Comme en 2013, nous croyons que le gouvernement québécois fait fausse route aujourd’hui. Pour Ensemble Montréal, le projet de loi 21 : Loi sur la laïcité de l’État ne reflète pas la réalité quotidienne actuelle de la société montréalaise qui est riche et unique en termes de culture et de diversité; il est clair que les conséquences négatives du projet de loi 21 se feront principalement sentir sur la population montréalaise, de par sa composition démographique particulière et – disons-le – unique au Québec.
Montréal est une ville laïque et inclusive, dont l’action est fondée sur le respect des droits de la personne. Les principes de laïcité et de neutralité religieuse de l’État font partie intégrante du droit à l’égalité, protégé par nos chartes des droits et libertés.
Nous sommes tous d’accord que la neutralité de l’État est une composante essentielle de notre démocratie. Elle assure la liberté de conscience et de religion et garantit que l’État n’impose aucune option politique, philosophique ou religieuse à ses citoyens, et qu’il les traite de manière égale. Pour les citoyens issus d’une religion minoritaire, cette neutralité de l’État est rassurante. Toutefois, nous sommes gravement préoccupés par la vision du gouvernement et la façon dont il veut mettre en œuvre ce principe de neutralité.
Portrait de la diversité montréalaise
Montréal est particulièrement interpellée par le projet de loi 21 et toutes les discussions qui l’entourent et ses effets s’y font sentir plus que nulle part ailleurs au Québec. C’est pourquoi, avant d’aller plus loin, nous devons effectuer un bref rappel de la diversité montréalaise.

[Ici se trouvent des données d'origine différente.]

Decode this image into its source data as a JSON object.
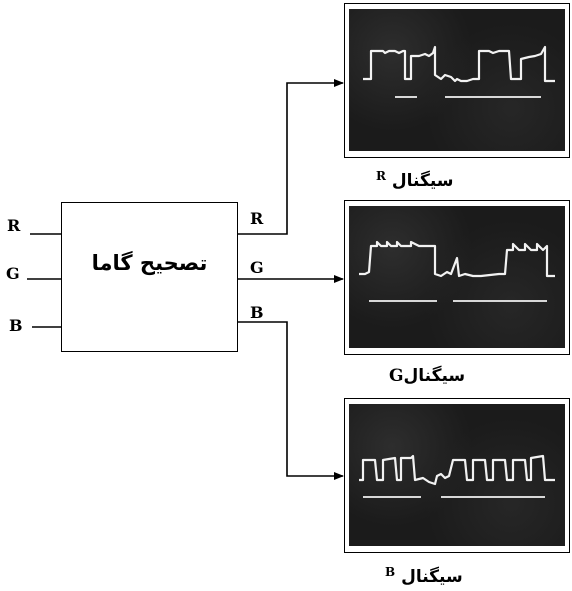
{
  "diagram": {
    "inputs": [
      "R",
      "G",
      "B"
    ],
    "block_label": "تصحیح گاما",
    "outputs": [
      "R",
      "G",
      "B"
    ],
    "panels": [
      {
        "caption_word": "سیگنال",
        "caption_channel": "R",
        "waveform": "pulse-wide-stepped"
      },
      {
        "caption_word": "سیگنال",
        "caption_channel": "G",
        "waveform": "pulse-wide-stepped"
      },
      {
        "caption_word": "سیگنال",
        "caption_channel": "B",
        "waveform": "pulse-train"
      }
    ]
  },
  "colors": {
    "line": "#000000",
    "screen": "#1b1b1b",
    "trace": "#f2f2f2"
  }
}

D’abord, c’est à Montréal que s’établit chaque année, plus de 70% de l’immigration internationale au Québec, soit près de 30 000 nouveaux citoyens annuellement[2]. On parle à Montréal plus de 120 langues et ses citoyens sont originaires des quatre coins de la planète. Cette réalité n’est pas nouvelle: la métropole s’est construite à travers une succession de vagues migratoires toutes plus riches les unes que les autres.
En fait, plus d’une personne sur deux est issue directement ou indirectement de l’immigration : 56% des citoyens montréalais sont soit nés à l’étranger ou ont au moins l’un de leurs parents nés à l’extérieur du Canada.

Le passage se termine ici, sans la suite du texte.